Industry Specific Digital Marketing Acronyms

We all tend to speak in industry specific jargon as a means of impressing clients or customers. Jargon is a specialized vocabulary that functions as a kind of shorthand by people with common backgrounds and experience. It can be valuable for those who understand it. However, jargon often leads to misunderstanding and confusion because clients or customers may be unfamiliar with the language. As digital marketing continues to advance, I am going to detangle some of the industry specific acronyms and their meanings.

CRM: Every business has a list of existing and potential customers. Customer Relationship Management is an effective strategy that allows your business to manage and track the history of your customers, collaborate effectively, increase productivity, and grow your business. Salesforce and Marketo are just two examples of CRM software application tools for organizations.

CSS: Used in web design, Cascading Style Sheets is a “style sheet language” used to define HTML interface design elements such as typography and page layout (color, font size, line spacing, letter spacing, indents, margins, element positioning, text alignment, borders).

CTA:  A Call to Action is a word or phrase that’s used to prompt the reader to take immediate action.

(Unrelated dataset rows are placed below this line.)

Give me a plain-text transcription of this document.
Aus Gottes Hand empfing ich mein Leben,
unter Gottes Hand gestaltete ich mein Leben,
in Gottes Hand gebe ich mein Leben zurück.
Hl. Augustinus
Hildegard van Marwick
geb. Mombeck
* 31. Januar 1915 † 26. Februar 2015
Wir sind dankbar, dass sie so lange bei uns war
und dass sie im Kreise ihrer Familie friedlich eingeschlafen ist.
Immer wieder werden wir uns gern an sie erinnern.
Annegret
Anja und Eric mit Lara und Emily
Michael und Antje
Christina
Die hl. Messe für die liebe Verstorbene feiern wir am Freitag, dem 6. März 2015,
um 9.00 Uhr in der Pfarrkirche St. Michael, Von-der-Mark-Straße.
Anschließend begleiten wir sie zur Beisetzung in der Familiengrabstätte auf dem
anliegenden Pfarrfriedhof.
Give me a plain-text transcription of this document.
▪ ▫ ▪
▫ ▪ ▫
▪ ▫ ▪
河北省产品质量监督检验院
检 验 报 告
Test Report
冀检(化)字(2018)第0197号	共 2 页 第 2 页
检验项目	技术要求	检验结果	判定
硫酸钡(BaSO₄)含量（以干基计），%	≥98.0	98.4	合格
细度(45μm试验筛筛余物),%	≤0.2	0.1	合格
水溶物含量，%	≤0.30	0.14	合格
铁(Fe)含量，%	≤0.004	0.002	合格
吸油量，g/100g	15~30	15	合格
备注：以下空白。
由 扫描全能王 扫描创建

Some examples include “Click Here”, “Subscribe Today”, or “Act Now.”

HTML: HyperText Markup Language is the language used to create webpages that can be viewed on the web.

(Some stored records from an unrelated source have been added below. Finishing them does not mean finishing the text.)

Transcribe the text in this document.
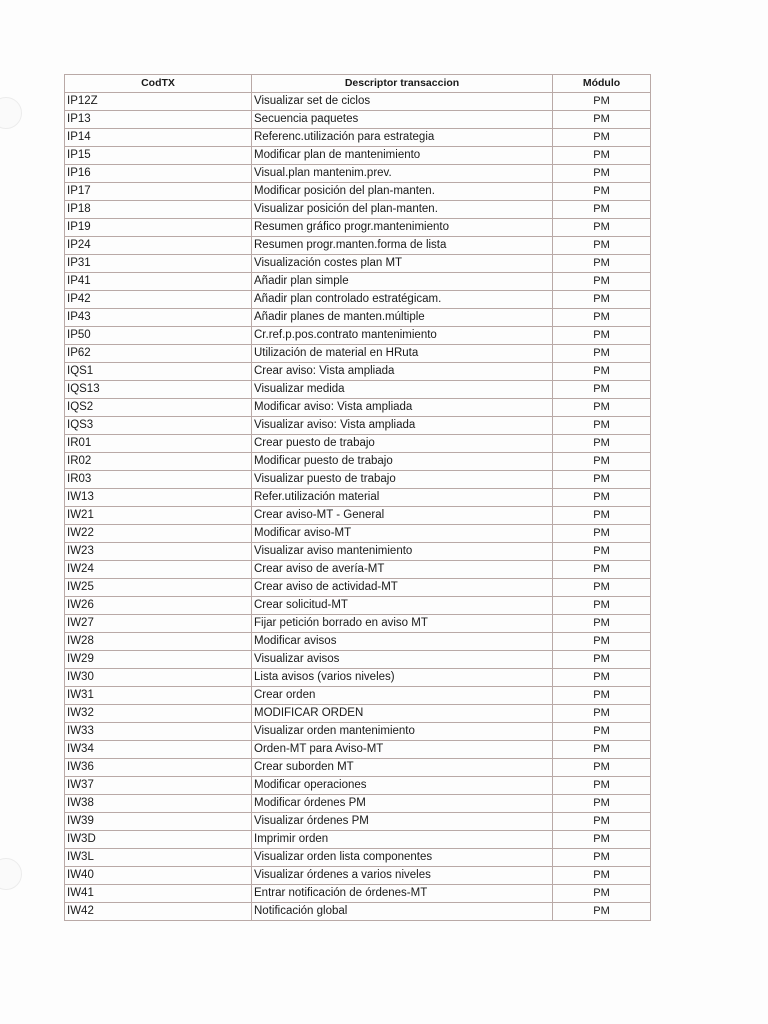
CodTX	Descriptor transaccion	Módulo
IP12Z	Visualizar set de ciclos	PM
IP13	Secuencia paquetes	PM
IP14	Referenc.utilización para estrategia	PM
IP15	Modificar plan de mantenimiento	PM
IP16	Visual.plan mantenim.prev.	PM
IP17	Modificar posición del plan-manten.	PM
IP18	Visualizar posición del plan-manten.	PM
IP19	Resumen gráfico progr.mantenimiento	PM
IP24	Resumen progr.manten.forma de lista	PM
IP31	Visualización costes plan MT	PM
IP41	Añadir plan simple	PM
IP42	Añadir plan controlado estratégicam.	PM
IP43	Añadir planes de manten.múltiple	PM
IP50	Cr.ref.p.pos.contrato mantenimiento	PM
IP62	Utilización de material en HRuta	PM
IQS1	Crear aviso: Vista ampliada	PM
IQS13	Visualizar medida	PM
IQS2	Modificar aviso: Vista ampliada	PM
IQS3	Visualizar aviso: Vista ampliada	PM
IR01	Crear puesto de trabajo	PM
IR02	Modificar puesto de trabajo	PM
IR03	Visualizar puesto de trabajo	PM
IW13	Refer.utilización material	PM
IW21	Crear aviso-MT - General	PM
IW22	Modificar aviso-MT	PM
IW23	Visualizar aviso mantenimiento	PM
IW24	Crear aviso de avería-MT	PM
IW25	Crear aviso de actividad-MT	PM
IW26	Crear solicitud-MT	PM
IW27	Fijar petición borrado en aviso MT	PM
IW28	Modificar avisos	PM
IW29	Visualizar avisos	PM
IW30	Lista avisos (varios niveles)	PM
IW31	Crear orden	PM
IW32	MODIFICAR ORDEN	PM
IW33	Visualizar orden mantenimiento	PM
IW34	Orden-MT para Aviso-MT	PM
IW36	Crear suborden MT	PM
IW37	Modificar operaciones	PM
IW38	Modificar órdenes PM	PM
IW39	Visualizar órdenes PM	PM
IW3D	Imprimir orden	PM
IW3L	Visualizar orden lista componentes	PM
IW40	Visualizar órdenes a varios niveles	PM
IW41	Entrar notificación de órdenes-MT	PM
IW42	Notificación global	PM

Digital Marketing Acronyms

PPC: The easiest way to make money from a blog or website is to run pay-per-click ads and banners. Pay-per-click, or PPC, is an internet advertising model used to direct traffic to websites where advertisers pay the publisher, which is typically the website owner, each time a user clicks on your ad.

Google’s AdWords is the most popular PPC program. Advertisers bid on keywords, and the highest bidders get top listings, next to the organic (non-paid) search results. They’re charged only when a visitor clicks their ad.

PV: Page Views are the number of total number of different pages on your site that visitors have opened during a specific period.

RSS: Real simple syndication, or RSS, allows users to subscribe to content and read at their own convenience, using an application called a feed reader. Every time new content is developed or updated, the user will get a notification. Feedly, NewzCrawler, and Feed Demon are among the most popular feed readers.

SEO: You’ve spent lots of time building and optimizing your website, but what if you launch your site and nobody visits? And if you do get visitors, how do you know if you’re giving them the information they came for? Search engine optimization, or SEO, are methods used to gain visibility on a search engine’s list of search results with the end goal to gain more relevant site traffic. The most commonly used search engines are Google, Yahoo, and Bing. These methods include optimizing and creating keywords, URL structures, page titles, content, meta titles and descriptions, page load times, inbound links, internal links, and more.

SEM: SEM stands for Search Engine Marketing. SEO and SEM are not interchangeable terms but, when practiced together, they can help can boost your website’s rankings on search engines. SEO is the practice of boosting your rankings through organic methods such as publishing effective content and using good keywords, links, and easy navigation for users. SEM typically refers to pay-per-click advertising that would appear on sites like Google, Yahoo, or Bing. It’s the ads that appear on the top and side of those pages and include search engine optimization (SEO) to have their business show up naturally or organically within the results page.

URL: Uniform Resource Locator, or URL, is the web or specific address of information found on the Internet.

The digital marketing industry is rife with acronyms, so this list is not exhaustive and only includes some of the more commonly used terms.